But y'all always say that BLIZZARD is forcing people to have ~50% WR But how about it? Playin meme - reno and/or mill druid https://imgur.com/a/jBkvw1N Any ideas why i have WR over 51%? While meme'ing on legend ladder?
A forced 50% is what the "rigged!" crowd wants you to believe. The MMR or any ELO system doesn't work that way though.
Yes, in the end, once you reached your proper rating, it would result in a 50% WR. But HS isn't chess with a static environment and zero randomness. On your way to your proper rating you can have a higher or lower WR and even after reaching your rating, you can play a different deck, in a different meta, under different conditions (tired, tilted, ...) or just have bad RNG that will result in different WR.
The system matches you to someone of equal rating, assuming that it reflects your skill. Winning means an increase in rating and playing against people with higher rating (and potentially skill), while losing lowers your rating and results in games against people with lower rating (and potentially lower skill).
That's why the proof of HS being "rigged" by intentionally conceding and then having a win streak afterwards, is rather pointless: it's throwing in the towel to be relegated to the toddler group and then magically winning.
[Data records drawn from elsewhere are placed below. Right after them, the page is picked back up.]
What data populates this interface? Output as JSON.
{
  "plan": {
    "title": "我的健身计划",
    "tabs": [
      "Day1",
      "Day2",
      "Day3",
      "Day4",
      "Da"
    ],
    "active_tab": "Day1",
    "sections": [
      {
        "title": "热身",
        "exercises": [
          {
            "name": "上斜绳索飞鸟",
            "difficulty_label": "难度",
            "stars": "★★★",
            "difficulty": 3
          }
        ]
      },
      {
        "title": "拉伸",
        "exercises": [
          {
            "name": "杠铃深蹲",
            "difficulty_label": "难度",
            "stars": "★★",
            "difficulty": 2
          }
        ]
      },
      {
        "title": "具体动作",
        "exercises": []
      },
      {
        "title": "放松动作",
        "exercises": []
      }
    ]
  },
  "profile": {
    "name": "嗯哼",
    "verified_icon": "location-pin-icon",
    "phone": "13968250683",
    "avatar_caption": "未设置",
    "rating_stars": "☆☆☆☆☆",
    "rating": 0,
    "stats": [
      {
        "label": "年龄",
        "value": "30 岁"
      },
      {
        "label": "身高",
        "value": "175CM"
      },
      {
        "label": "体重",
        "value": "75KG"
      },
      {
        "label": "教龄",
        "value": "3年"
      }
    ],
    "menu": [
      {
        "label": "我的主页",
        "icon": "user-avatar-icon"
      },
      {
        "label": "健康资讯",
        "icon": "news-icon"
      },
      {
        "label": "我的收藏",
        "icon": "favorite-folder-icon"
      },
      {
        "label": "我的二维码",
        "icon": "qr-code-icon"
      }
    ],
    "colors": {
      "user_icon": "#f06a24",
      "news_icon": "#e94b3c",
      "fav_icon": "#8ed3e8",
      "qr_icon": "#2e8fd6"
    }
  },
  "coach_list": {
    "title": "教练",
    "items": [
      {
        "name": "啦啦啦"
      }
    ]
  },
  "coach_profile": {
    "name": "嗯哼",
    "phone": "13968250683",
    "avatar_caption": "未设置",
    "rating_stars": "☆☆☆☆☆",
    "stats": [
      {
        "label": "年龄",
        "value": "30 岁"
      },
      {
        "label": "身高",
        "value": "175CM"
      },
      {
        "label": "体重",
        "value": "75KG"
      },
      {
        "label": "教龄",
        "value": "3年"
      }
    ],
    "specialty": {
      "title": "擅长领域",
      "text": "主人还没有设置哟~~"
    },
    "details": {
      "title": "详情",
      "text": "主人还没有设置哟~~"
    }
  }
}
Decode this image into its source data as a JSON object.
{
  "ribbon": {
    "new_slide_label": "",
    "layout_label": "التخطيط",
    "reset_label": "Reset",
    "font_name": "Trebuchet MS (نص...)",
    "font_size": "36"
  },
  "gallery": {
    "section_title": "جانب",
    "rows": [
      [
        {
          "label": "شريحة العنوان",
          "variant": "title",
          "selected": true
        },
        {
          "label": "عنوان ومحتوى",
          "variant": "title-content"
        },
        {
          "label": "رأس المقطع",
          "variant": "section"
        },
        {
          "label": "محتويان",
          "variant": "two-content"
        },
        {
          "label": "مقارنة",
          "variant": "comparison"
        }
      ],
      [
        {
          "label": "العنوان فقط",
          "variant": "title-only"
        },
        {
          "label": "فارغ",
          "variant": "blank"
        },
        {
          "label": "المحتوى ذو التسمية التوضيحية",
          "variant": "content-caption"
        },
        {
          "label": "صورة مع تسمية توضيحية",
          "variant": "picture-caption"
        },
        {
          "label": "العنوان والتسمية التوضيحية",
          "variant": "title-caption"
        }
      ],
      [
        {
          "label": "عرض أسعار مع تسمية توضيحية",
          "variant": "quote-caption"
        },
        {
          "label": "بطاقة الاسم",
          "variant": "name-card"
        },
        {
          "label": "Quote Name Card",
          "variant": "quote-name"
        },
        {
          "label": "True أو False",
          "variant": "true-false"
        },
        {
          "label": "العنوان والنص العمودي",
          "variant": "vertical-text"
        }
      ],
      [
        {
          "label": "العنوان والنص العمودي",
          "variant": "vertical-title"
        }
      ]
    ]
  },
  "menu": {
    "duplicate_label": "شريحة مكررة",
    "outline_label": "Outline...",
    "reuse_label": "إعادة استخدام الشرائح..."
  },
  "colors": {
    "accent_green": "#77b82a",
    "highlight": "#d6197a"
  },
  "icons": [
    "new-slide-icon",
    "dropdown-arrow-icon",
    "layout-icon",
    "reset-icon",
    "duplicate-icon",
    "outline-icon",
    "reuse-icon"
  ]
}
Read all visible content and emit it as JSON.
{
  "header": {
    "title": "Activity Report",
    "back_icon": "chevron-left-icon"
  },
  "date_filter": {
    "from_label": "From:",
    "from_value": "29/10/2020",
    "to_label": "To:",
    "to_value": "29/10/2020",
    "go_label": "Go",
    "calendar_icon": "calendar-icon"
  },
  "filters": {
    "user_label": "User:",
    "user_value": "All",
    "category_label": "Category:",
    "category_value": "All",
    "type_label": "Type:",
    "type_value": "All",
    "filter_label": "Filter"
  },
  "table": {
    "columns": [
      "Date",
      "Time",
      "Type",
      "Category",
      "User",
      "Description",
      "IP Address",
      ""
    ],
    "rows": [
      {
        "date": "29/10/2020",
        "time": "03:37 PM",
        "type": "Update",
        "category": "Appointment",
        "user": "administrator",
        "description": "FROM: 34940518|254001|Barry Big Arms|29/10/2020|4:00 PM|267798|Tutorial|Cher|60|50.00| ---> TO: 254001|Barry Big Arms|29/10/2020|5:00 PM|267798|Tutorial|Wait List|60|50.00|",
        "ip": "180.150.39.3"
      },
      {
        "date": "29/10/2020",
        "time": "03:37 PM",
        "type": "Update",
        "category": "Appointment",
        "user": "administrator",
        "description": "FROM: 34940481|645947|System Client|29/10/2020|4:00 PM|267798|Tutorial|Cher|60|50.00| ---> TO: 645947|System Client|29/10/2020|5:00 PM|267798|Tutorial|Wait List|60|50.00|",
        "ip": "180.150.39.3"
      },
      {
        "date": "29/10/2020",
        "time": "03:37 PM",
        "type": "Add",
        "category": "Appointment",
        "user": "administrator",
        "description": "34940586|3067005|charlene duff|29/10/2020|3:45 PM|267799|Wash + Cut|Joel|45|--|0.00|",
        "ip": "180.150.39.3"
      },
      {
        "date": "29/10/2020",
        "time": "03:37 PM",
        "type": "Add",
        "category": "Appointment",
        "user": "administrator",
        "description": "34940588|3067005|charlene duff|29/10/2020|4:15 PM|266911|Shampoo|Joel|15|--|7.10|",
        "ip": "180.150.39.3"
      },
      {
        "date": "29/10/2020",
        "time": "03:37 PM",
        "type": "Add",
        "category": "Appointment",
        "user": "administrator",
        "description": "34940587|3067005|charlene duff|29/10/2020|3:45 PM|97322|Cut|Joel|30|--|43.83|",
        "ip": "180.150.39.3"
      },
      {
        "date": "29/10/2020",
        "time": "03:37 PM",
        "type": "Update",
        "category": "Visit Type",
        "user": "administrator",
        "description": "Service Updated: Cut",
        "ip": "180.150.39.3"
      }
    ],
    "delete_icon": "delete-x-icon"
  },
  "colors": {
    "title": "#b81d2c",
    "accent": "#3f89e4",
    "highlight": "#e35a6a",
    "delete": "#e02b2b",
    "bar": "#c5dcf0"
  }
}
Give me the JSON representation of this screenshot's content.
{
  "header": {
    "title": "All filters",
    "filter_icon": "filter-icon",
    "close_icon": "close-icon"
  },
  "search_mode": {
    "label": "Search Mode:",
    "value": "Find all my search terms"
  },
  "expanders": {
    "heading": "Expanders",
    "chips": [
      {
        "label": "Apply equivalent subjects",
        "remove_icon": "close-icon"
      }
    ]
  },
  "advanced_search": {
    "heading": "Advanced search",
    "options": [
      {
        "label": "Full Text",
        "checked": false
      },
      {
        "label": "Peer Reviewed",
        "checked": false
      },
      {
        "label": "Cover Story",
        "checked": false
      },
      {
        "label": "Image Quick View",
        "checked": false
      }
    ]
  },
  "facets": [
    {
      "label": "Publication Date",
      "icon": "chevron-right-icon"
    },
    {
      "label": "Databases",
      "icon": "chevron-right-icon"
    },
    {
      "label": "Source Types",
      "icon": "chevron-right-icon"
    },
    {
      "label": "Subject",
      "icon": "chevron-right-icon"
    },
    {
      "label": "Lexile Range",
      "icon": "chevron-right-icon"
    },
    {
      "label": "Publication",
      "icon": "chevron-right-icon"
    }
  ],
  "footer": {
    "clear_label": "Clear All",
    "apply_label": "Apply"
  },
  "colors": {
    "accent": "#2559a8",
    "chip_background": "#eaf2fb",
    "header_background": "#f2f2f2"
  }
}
It's very easy to make the system be aware of probing it. Remeber, you are using ONE account each time you play.
System: "hey, this account faced 80% of my scripted decks in the last 50 games. It's getting obvious. Lets change back to either true pseudorandom or simply the negated scripting (i.e. don't face decks with certain cards)"
Player: "hmm, i've had 50 games that seemed to be against scripted opponents. But the next 10 were all over the place, and it continued to be like this for a while. Hmm, must've been an unlucky randomness streak with a 0.00001% chance. Nevermind, it happens, blizzard would never do this anyway".
System: "gottem. No big data website is gonna find out. Now let's reset the time variable for this account (yea, the variable that determines - after how many days of playing and/or being offline and/or matches played reached a certain number since the last script run - how often this scripted matchmaking should run)"
It's funny how easy it is to implement something like this, which doesn't even need to be complicated.
But that makes no sense.
You say that there is fixed matchmaking going on - but in order to prevent it from being detected in large datasets, the system is also providing random matchmaking that makes the fixed matchmaking seem appear as statistically normal.
That's like saying rolling a die is fixed to show six all the time - but there are enough of the other numbers to appear as if it's a 1-in-6 chance.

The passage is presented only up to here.